Feature extraction begins with a lightweight ResNet‑style CNN backbone that downsamples the input to 1/8 resolution, followed by a four‑layer Transformer encoder with multi‑head self‑attention and learnable 2‑D positional embeddings. This encoder captures both local deformation cues (e.g., curved text lines) and global spatial dependencies across the whole book spread.
The dual‑branch decoder contains two parallel branches, each initialized with learnable query embeddings (Ql for the left page, Qr for the right page). In the first decoding stage each branch independently attends to the shared encoder features, extracting page‑specific deformation patterns. The second stage introduces bidirectional cross‑page attention, allowing the left and right branches to exchange information and model how the deformation of one page influences the other. After decoding, the low‑resolution flows are up‑sampled and fused to produce the high‑resolution full‑spread flow Mf.
Training employs a multi‑task loss: L1 loss on each flow, smoothness regularization to enforce spatial coherence, and an image reconstruction loss that penalizes differences between the warped output and the ground‑truth flat scan. This combination encourages accurate geometry while preserving visual fidelity.
A major bottleneck for this research area is the lack of suitable data. To fill this gap the authors create two datasets. Book3D is a synthetic training set of 56,000 high‑resolution book images generated with Blender’s Cycles renderer. Realistic 3D book meshes are textured with content extracted from arXiv papers, ensuring authentic typography, equations, tables, and figures. For each sample the authors provide dense UV maps, ground‑truth flow fields, 3D coordinate maps, and binary masks. Book100 is a real‑world benchmark comprising 100 photographs taken with a consumer smartphone under diverse lighting, indoor/outdoor, and viewpoint conditions, each paired with a high‑quality reference scan obtained from a professional overhead document camera. The benchmark covers multiple languages, subjects, and layout complexities, offering a comprehensive testbed for future methods.

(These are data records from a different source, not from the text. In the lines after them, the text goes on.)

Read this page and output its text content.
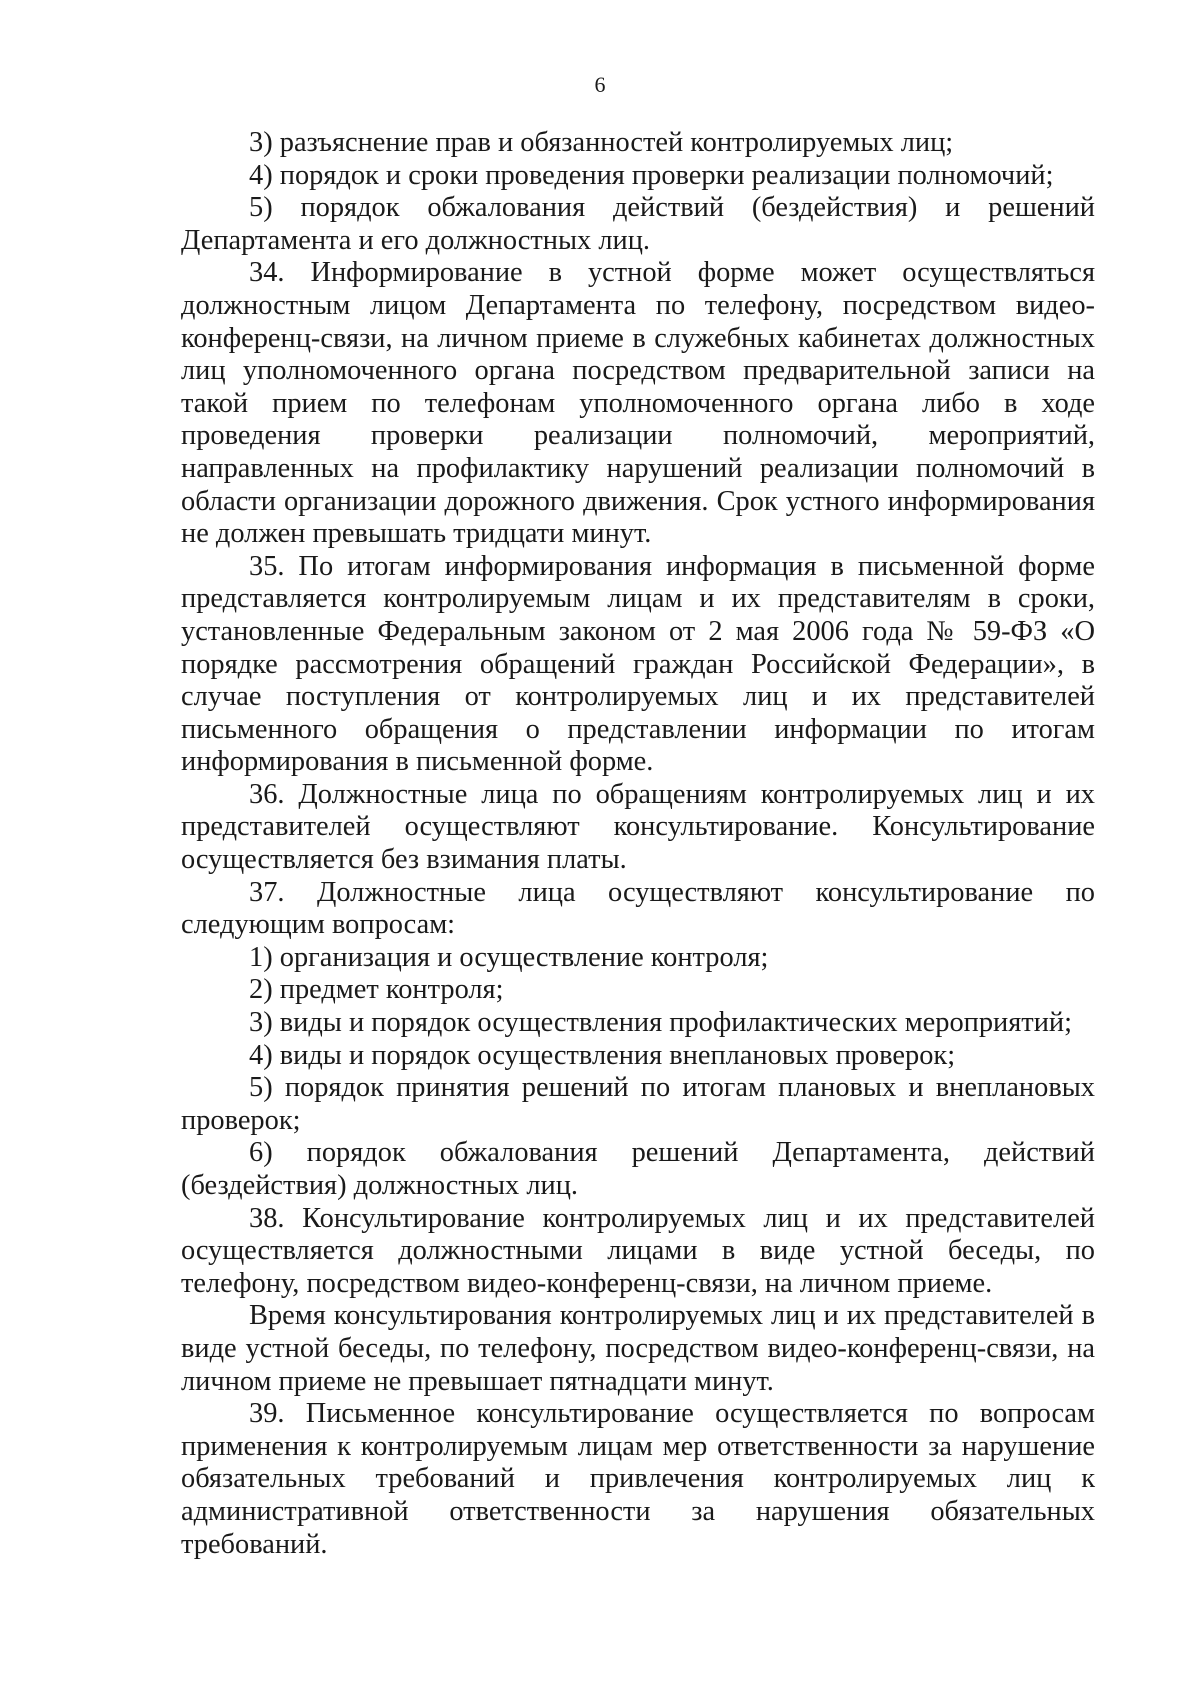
6

3) разъяснение прав и обязанностей контролируемых лиц;

4) порядок и сроки проведения проверки реализации полномочий;

5) порядок обжалования действий (бездействия) и решений Департамента и его должностных лиц.

34. Информирование в устной форме может осуществляться должностным лицом Департамента по телефону, посредством видео-конференц-связи, на личном приеме в служебных кабинетах должностных лиц уполномоченного органа посредством предварительной записи на такой прием по телефонам уполномоченного органа либо в ходе проведения проверки реализации полномочий, мероприятий, направленных на профилактику нарушений реализации полномочий в области организации дорожного движения. Срок устного информирования не должен превышать тридцати минут.

35. По итогам информирования информация в письменной форме представляется контролируемым лицам и их представителям в сроки, установленные Федеральным законом от 2 мая 2006 года № 59-ФЗ «О порядке рассмотрения обращений граждан Российской Федерации», в случае поступления от контролируемых лиц и их представителей письменного обращения о представлении информации по итогам информирования в письменной форме.

36. Должностные лица по обращениям контролируемых лиц и их представителей осуществляют консультирование. Консультирование осуществляется без взимания платы.

37. Должностные лица осуществляют консультирование по следующим вопросам:

1) организация и осуществление контроля;

2) предмет контроля;

3) виды и порядок осуществления профилактических мероприятий;

4) виды и порядок осуществления внеплановых проверок;

5) порядок принятия решений по итогам плановых и внеплановых проверок;

6) порядок обжалования решений Департамента, действий (бездействия) должностных лиц.

38. Консультирование контролируемых лиц и их представителей осуществляется должностными лицами в виде устной беседы, по телефону, посредством видео-конференц-связи, на личном приеме.

Время консультирования контролируемых лиц и их представителей в виде устной беседы, по телефону, посредством видео-конференц-связи, на личном приеме не превышает пятнадцати минут.

39. Письменное консультирование осуществляется по вопросам применения к контролируемым лицам мер ответственности за нарушение обязательных требований и привлечения контролируемых лиц к административной ответственности за нарушения обязательных требований.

Extensive experiments on both synthetic and real data demonstrate that BookNet outperforms state‑of‑the‑art single‑page dewarping models such as DocUNet, DewarpNet, DocTR, and DocTR++. Quantitatively, BookNet achieves higher MS‑SSIM, lower LPIPS, and reduced mean absolute error, especially around page boundaries where previous methods suffer from stitching artifacts. Qualitatively, the rectified images show smooth, continuous text lines and correctly aligned equations across the spine, confirming that the cross‑page attention successfully captures inter‑page dependencies.

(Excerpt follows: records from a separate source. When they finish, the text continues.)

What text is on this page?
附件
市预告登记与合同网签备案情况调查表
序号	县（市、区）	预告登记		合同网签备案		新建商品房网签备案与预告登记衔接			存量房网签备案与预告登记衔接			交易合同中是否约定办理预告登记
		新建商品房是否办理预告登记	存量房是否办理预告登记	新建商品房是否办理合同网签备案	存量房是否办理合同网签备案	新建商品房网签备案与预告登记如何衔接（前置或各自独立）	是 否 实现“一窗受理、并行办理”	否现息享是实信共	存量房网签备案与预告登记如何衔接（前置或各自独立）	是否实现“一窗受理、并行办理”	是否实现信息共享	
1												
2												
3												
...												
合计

The authors acknowledge limitations: the current approach predicts 2‑D flows and does not explicitly reconstruct 3‑D geometry or model page thickness variations. Real‑time deployment on mobile devices also requires further model compression and hardware‑aware optimization. Future work may explore 3‑D shape estimation, multi‑view fusion, lightweight Transformer variants, and domain adaptation techniques to bridge the synthetic‑real gap.

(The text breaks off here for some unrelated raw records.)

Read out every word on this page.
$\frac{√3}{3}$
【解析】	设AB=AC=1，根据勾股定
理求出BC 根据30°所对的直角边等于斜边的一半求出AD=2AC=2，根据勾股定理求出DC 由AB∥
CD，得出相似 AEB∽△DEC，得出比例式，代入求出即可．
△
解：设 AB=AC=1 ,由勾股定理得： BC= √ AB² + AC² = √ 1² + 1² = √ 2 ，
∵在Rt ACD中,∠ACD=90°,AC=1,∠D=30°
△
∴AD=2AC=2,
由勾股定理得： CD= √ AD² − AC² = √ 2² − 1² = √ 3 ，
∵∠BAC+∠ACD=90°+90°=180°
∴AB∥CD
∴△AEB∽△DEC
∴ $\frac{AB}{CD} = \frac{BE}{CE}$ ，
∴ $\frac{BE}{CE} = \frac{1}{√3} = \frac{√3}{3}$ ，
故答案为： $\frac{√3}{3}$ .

In summary, BookNet introduces a novel cross‑page attention mechanism and a multi‑flow prediction strategy that together enable accurate, end‑to‑end rectification of dual‑page book photographs. By releasing the Book3D synthetic dataset and the Book100 real‑world benchmark, the authors provide valuable resources that are expected to catalyze further research in book digitization and related document‑image processing tasks.